Monday, October 16, 2017

Calvin on Papists, Mahometans, and the Sufficiency of Scripture

I’ve been reading Calvin’s commentary on John as I preach expositionally through the Fourth Gospel. In those sermons I only get to refer to a fraction of the Geneva master’s insights. One overlooked comment from recent sermons on John 4 was Calvin’s contrast of the woman at the well’s simple trust in Christ (turning from the corruption of Samaritan religion) with that of “Papists” and “Mahometans” in his remarks on John 4:25:

I wish that those who now boast of being the pillars of the Christian Church, would at least imitate this poor woman, so as to be satisfied by the simple doctrine of Christ, rather than claim I know not what power of superintendence for putting forth their inventions. For whence was the religion of the Pope and Mahomet collected but from the wicked additions, by which they imagined that they brought the doctrine of the Gospel to a state of perfection? As if it would have been incomplete without such fooleries. But whoever shall be well taught in the school of Christ will ask no other instructors, and indeed will not receive them.

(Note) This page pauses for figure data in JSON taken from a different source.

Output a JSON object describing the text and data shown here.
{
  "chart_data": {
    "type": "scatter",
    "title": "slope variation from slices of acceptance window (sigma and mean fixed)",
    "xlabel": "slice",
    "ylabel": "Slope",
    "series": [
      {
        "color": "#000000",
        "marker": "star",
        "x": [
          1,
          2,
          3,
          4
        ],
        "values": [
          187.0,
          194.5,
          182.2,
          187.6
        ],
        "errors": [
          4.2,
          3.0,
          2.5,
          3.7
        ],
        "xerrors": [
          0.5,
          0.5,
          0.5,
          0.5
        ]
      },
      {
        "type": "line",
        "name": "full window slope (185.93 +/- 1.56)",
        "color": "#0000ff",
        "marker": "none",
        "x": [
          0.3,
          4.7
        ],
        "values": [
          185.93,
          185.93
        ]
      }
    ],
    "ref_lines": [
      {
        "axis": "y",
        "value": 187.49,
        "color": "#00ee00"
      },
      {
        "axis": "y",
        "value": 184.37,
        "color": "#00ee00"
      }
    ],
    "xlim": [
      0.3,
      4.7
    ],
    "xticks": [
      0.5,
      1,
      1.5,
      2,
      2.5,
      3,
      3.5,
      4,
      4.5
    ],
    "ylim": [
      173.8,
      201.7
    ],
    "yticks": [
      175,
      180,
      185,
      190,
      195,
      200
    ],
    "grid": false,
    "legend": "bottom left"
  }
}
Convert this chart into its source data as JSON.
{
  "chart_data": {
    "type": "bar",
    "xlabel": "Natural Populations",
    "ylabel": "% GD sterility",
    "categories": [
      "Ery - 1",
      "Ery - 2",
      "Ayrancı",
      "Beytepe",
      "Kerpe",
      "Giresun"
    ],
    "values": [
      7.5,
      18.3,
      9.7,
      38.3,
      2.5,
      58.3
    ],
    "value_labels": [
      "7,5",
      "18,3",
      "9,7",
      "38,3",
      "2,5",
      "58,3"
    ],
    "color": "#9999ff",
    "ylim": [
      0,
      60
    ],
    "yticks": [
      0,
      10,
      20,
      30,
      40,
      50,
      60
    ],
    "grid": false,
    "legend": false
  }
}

….There is, therefore, no danger that he will disappoint one of those whom he finds ready to become his disciples. But they who refuse to submit to him, as we see done by many haughty and irreligious men, or who hope to find elsewhere a wisdom more perfect—as the Mahometans and Papists do—deserve to be driven about by innumerable enchantments, and at length to be plunged in an abyss of errors….

Notice that Calvin sees the problem with both groups to be their tendency to make “wicked additions” to Scripture in order to bring it to “perfection.” For Calvin, the Scriptures are sufficient and complete as they are.